Holding her carbine over her head, Lozen rode her big black horse toward the river. The long column of riders parted to let her through. The black hesitated before he plunged into the water. She turned his head upstream, and he started swimming.
Her Eyes Open followed. Those on foot held on to the ponies’ tails and let them pull them across. Soon horses were lunging through the shallows on the other side and up the embankment where they shook water off in sprays. While people wrung out their clothing and blankets, Lozen delivered Victorio’s orders to Her Eyes Open. Then she turned and headed back across the river. She found Niece holding her belly with both hands. She had the look of panic in her eyes that Lozen had seen so often in young mothers.
“Are the pains coming close together?”
“Yes.”
Lozen rode upstream with her to a thicket under an outcrop of granite. The roaring in her ears had become a nuisance, but now she felt the enemy coming from the east. A second band of Pale Eyes must be on the way. She helped Niece dismount and flapped her blanket to drive the two horses away.
Niece lay on her side and wriggled into the thicket. Lozen swept away their tracks and crawled after her. The two of them crouched in a cleft of the rock. Niece put her hands over her mouth to muffle the sound of her panting as the contractions racked her.
The soldiers thundered by so close that the impact of their horses’ hooves brought dirt and small rocks down on Lozen and Niece. When Lozen was sure they had gone, she helped Niece to an overhang surrounded by vines and bushes near the river’s bank.

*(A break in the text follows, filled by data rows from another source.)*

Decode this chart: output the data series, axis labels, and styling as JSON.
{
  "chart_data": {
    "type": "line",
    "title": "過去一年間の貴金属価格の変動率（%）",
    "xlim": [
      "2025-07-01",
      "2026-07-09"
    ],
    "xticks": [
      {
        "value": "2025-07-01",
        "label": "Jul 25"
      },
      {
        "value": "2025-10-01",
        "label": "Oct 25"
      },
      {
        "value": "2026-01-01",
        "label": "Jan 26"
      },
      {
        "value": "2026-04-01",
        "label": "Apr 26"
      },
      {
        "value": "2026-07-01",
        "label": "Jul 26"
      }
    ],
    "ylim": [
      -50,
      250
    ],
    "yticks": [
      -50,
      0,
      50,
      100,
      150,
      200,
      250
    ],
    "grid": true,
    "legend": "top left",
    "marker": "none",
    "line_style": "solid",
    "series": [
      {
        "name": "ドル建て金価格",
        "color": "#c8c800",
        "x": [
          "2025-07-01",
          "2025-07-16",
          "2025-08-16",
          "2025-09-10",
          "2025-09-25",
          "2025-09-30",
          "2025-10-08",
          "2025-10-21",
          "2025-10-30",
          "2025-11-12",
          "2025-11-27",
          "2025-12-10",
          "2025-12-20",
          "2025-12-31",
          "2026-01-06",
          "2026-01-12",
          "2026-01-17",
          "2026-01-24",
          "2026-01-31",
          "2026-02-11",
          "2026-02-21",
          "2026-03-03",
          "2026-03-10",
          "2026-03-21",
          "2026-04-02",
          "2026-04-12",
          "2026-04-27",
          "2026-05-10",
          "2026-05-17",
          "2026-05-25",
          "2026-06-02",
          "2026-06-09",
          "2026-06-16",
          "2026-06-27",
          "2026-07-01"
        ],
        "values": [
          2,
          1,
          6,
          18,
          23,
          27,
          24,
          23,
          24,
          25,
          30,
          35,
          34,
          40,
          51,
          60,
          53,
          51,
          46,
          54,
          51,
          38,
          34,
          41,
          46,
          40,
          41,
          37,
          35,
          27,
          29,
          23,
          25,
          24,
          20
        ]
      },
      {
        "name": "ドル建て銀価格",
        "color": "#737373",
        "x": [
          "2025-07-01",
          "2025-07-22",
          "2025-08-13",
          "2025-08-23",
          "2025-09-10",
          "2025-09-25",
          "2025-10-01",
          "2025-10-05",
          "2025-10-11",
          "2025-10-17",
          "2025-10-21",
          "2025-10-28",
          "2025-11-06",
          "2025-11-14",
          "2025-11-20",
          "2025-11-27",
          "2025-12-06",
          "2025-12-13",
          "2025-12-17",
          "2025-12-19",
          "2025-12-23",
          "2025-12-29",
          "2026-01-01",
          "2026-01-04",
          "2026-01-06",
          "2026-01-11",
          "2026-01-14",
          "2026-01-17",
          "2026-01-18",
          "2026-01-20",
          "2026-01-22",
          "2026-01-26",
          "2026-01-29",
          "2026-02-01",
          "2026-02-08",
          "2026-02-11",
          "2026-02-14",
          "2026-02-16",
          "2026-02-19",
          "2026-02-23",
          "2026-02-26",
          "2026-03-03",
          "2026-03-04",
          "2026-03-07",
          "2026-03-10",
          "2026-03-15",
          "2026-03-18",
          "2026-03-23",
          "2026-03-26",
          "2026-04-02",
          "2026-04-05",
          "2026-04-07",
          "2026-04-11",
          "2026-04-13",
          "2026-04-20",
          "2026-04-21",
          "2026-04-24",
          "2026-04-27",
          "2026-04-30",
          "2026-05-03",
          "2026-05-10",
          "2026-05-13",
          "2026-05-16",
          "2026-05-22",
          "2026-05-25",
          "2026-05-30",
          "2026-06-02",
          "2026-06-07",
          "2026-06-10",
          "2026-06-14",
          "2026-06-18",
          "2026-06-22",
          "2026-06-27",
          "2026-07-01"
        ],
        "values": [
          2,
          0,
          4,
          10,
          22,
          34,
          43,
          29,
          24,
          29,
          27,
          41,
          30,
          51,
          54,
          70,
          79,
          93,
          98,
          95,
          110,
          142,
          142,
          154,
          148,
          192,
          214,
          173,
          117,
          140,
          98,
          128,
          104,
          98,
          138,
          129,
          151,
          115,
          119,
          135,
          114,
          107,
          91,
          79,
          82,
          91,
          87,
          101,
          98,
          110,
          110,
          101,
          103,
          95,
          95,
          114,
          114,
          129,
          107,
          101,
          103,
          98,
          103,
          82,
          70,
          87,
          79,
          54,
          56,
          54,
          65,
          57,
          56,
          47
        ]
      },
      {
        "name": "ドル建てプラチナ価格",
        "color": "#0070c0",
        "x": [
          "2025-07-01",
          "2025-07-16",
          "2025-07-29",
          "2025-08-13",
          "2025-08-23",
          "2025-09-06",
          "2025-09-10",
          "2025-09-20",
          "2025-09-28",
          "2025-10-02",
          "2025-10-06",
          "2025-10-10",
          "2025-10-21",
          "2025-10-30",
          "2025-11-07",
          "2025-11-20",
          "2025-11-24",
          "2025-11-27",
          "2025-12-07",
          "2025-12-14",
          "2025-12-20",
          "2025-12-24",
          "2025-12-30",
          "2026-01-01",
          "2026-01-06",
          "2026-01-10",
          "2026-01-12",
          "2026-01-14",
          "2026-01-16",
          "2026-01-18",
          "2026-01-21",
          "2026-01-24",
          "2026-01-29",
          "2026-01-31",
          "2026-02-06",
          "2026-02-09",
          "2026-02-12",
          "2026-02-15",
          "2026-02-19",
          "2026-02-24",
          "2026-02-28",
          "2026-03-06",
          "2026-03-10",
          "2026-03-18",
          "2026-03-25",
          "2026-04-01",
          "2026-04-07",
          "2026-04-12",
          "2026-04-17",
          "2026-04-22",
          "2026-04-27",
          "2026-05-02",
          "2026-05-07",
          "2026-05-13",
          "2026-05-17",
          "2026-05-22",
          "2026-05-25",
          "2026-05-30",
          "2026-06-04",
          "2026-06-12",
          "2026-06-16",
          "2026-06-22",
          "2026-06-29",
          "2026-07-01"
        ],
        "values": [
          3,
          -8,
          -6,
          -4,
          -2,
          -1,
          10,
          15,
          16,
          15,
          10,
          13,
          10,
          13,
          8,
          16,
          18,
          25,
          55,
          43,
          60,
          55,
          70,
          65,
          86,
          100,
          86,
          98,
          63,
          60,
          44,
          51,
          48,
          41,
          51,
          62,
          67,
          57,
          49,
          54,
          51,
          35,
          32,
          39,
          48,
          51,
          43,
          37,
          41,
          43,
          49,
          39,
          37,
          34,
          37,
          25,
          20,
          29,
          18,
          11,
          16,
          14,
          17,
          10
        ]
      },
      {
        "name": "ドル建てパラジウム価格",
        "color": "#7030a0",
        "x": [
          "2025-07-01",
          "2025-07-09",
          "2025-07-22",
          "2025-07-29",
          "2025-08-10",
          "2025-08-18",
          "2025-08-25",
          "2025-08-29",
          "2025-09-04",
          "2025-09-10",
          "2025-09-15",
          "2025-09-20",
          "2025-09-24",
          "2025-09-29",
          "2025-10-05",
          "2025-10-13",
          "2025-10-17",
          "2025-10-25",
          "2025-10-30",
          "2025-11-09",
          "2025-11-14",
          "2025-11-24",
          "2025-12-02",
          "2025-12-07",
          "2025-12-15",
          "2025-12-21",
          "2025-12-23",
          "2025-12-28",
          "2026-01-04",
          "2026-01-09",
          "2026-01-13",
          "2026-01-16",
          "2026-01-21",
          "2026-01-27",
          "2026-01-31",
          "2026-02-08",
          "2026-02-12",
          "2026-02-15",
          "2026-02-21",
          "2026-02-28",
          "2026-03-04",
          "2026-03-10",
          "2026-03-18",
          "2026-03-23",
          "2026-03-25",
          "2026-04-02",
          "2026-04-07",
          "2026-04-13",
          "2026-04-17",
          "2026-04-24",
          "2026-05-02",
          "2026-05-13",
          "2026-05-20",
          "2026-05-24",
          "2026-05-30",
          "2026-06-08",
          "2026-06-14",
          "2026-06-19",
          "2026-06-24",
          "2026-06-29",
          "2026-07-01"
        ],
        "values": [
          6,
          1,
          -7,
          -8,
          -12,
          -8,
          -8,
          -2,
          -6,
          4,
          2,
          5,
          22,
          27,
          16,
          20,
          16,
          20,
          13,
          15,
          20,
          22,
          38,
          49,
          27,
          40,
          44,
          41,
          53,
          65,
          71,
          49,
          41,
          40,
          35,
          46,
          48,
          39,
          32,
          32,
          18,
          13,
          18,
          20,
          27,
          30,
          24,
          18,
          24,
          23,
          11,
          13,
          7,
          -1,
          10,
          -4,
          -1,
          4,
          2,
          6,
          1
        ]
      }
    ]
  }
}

Lozen spread out the blanket, and Niece knelt on it with her knees apart. She braced her hands against the rock wall. While Lozen massaged Niece’s stomach, Niece tried to push the baby out. When the baby’s head appeared, Lozen eased him onto the blanket. She cut the cord with her knife and knotted the end. She tore off a piece of her own blanket to wrap around him and carried him to the river to wash him.